Willa Cipolla ’22 creates music based on Acceptance and Commitment Theory

by Cindy Long

This article is part of a series featuring Centre College’s 2022 John C. Young (JCY) Scholars. Centre’s JCY program, now in its 32nd year, is designed to serve highly motivated seniors, allowing them to engage in independent study, research or artistic work in their major discipline or in an interdisciplinary area of their choosing. View the complete listing of JCY Scholar projects here.

John C. Young Scholar Willa Cipolla ’22 (Bowling Green, Kentucky) completed her year-long research titled “The Creative Process of Acceptance & Commitment Theory as an Inspired Music Therapy Album,” and presented her work at a symposium on April 23.

“For this John C. Young, I studied the theoretical and psychological framework of Acceptance and Commitment Theory (ACT) and applied the theory through a semester of counseling sessions that guided me through ACT Therapy,” Cipolla explains.
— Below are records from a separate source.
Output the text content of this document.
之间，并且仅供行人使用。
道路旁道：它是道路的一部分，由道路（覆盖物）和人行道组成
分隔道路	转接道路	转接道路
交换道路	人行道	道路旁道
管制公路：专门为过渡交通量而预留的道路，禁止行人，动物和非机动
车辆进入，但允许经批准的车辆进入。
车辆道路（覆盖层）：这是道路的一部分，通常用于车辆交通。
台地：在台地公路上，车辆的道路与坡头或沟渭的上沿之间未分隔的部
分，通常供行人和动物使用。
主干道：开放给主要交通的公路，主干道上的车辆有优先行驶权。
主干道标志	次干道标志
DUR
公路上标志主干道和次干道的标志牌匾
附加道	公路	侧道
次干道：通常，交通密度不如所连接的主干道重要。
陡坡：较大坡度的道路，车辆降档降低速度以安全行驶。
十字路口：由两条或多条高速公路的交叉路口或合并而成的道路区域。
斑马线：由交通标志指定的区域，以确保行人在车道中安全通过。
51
Larry Bitenski, W. George Matton Professor of Music, was Cipolla’s faculty mentor.

“Working with Willa on this project was a joy,” Bitenski says. “I was so impressed that she had such a vision for her album early on, and she worked on it with a tremendous amount of diligence, inspiration, and obvious fun. The results are remarkable.”
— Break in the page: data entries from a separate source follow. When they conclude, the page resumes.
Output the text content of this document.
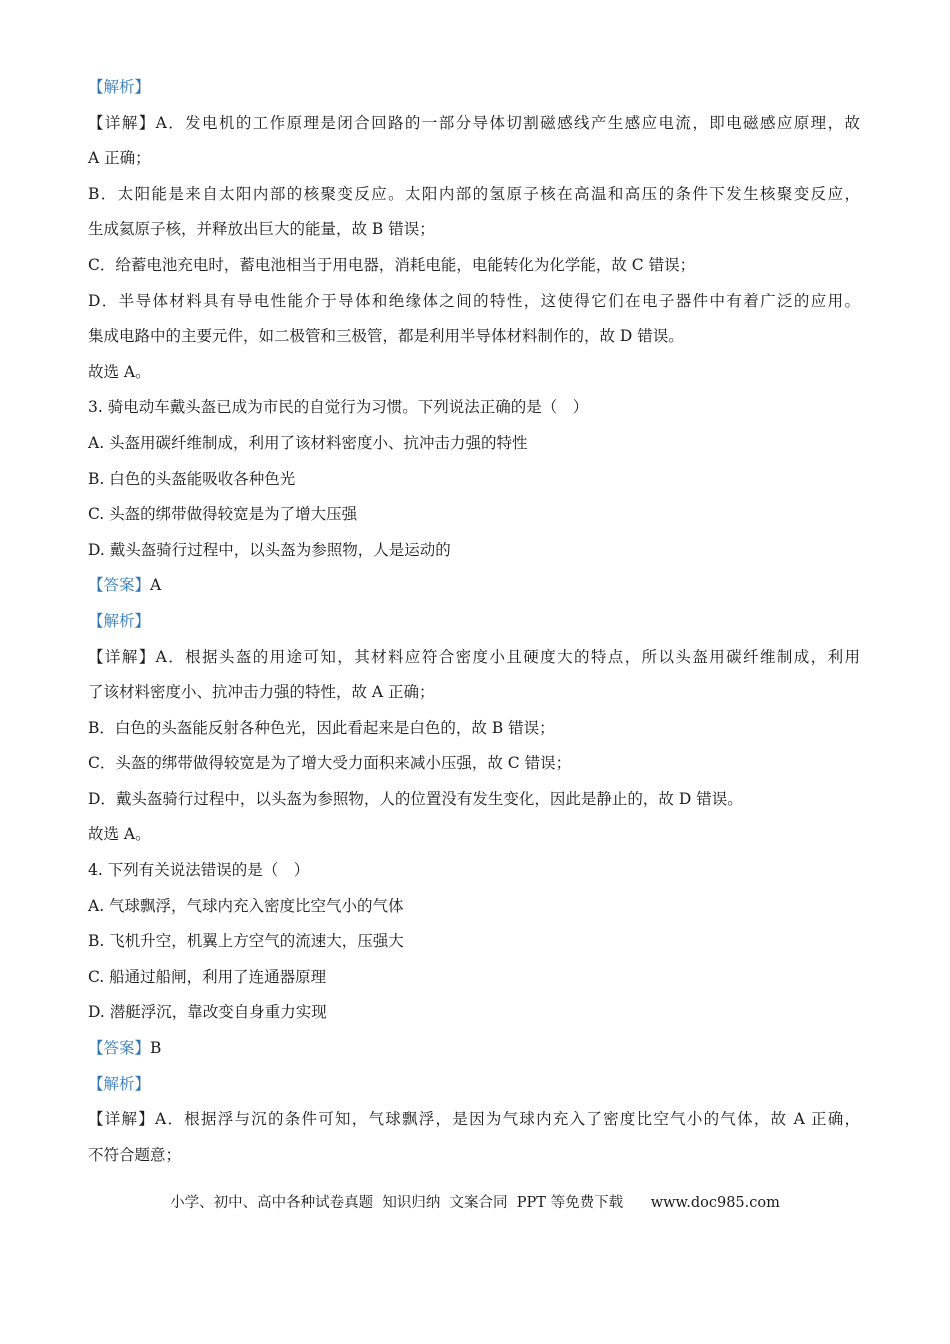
【解析】
【详解】A．发电机的工作原理是闭合回路的一部分导体切割磁感线产生感应电流，即电磁感应原理，故
A 正确；
B．太阳能是来自太阳内部的核聚变反应。太阳内部的氢原子核在高温和高压的条件下发生核聚变反应，
生成氦原子核，并释放出巨大的能量，故 B 错误；
C．给蓄电池充电时，蓄电池相当于用电器，消耗电能，电能转化为化学能，故 C 错误；
D．半导体材料具有导电性能介于导体和绝缘体之间的特性，这使得它们在电子器件中有着广泛的应用。
集成电路中的主要元件，如二极管和三极管，都是利用半导体材料制作的，故 D 错误。
故选 A。
3. 骑电动车戴头盔已成为市民的自觉行为习惯。下列说法正确的是（　）
A. 头盔用碳纤维制成，利用了该材料密度小、抗冲击力强的特性
B. 白色的头盔能吸收各种色光
C. 头盔的绑带做得较宽是为了增大压强
D. 戴头盔骑行过程中，以头盔为参照物，人是运动的
【答案】A
【解析】
【详解】A．根据头盔的用途可知，其材料应符合密度小且硬度大的特点，所以头盔用碳纤维制成，利用
了该材料密度小、抗冲击力强的特性，故 A 正确；
B．白色的头盔能反射各种色光，因此看起来是白色的，故 B 错误；
C．头盔的绑带做得较宽是为了增大受力面积来减小压强，故 C 错误；
D．戴头盔骑行过程中，以头盔为参照物，人的位置没有发生变化，因此是静止的，故 D 错误。
故选 A。
4. 下列有关说法错误的是（　）
A. 气球飘浮，气球内充入密度比空气小的气体
B. 飞机升空，机翼上方空气的流速大，压强大
C. 船通过船闸，利用了连通器原理
D. 潜艇浮沉，靠改变自身重力实现
【答案】B
【解析】
【详解】A．根据浮与沉的条件可知，气球飘浮，是因为气球内充入了密度比空气小的气体，故 A 正确，
不符合题意；
小学、初中、高中各种试卷真题  知识归纳  文案合同  PPT 等免费下载      www.doc985.com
Cipolla’s research is based on the Hexaflex Model, the key model of the ACT framework.

“The academic component of the study aimed at understanding the psychological phenomena/processes and research behind the six pivots of the Hexaflex Model (present moment, values, committed action, self as context, cognitive defusion and experiential acceptance),” Cipolla continues. “The musical aspect of the study involved me writing songs based on each of these six components. There are six songs that are educational in the sense that the mindfulness techniques learned in therapy and various points of significance from my research are embedded into the song lyrics.
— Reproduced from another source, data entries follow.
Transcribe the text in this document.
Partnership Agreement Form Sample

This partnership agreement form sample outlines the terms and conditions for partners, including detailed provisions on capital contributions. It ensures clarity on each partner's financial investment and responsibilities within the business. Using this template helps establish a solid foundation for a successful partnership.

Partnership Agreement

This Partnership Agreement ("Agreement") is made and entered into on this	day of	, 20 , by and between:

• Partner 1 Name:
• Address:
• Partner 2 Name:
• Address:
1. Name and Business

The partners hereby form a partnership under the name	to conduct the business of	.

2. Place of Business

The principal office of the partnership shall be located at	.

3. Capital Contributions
“The other six songs, paired with the six educational ones, tell stories or realizations about something I have experienced in relation to each pivot, as well as indirect instructions for the listener on how to actively cultivate these skills, by applying their understanding of each respective educational song and each narrative song about an experience, to themselves. Essentially, each of the six pivots will be the central theme of two songs: (1) a song teaching about that component and (2) a song narrating my experience with cultivating that component and how the listener can apply it to their own life.”

“She wrote, recorded, and produced an album of significant depth and complexity, with genre-defying songs that are extremely engaging,” Bitenski continues. “I hope many others find her album both enjoyable and helpful as a therapeutic tool.”

“My plans for the future are to continue writing, playing, and producing music—and hopefully go on tour with my first album soon,” Cipolla says.

The album, Out of Your Mind, is free on all streaming platforms (Spotify, Apple Music, etc.)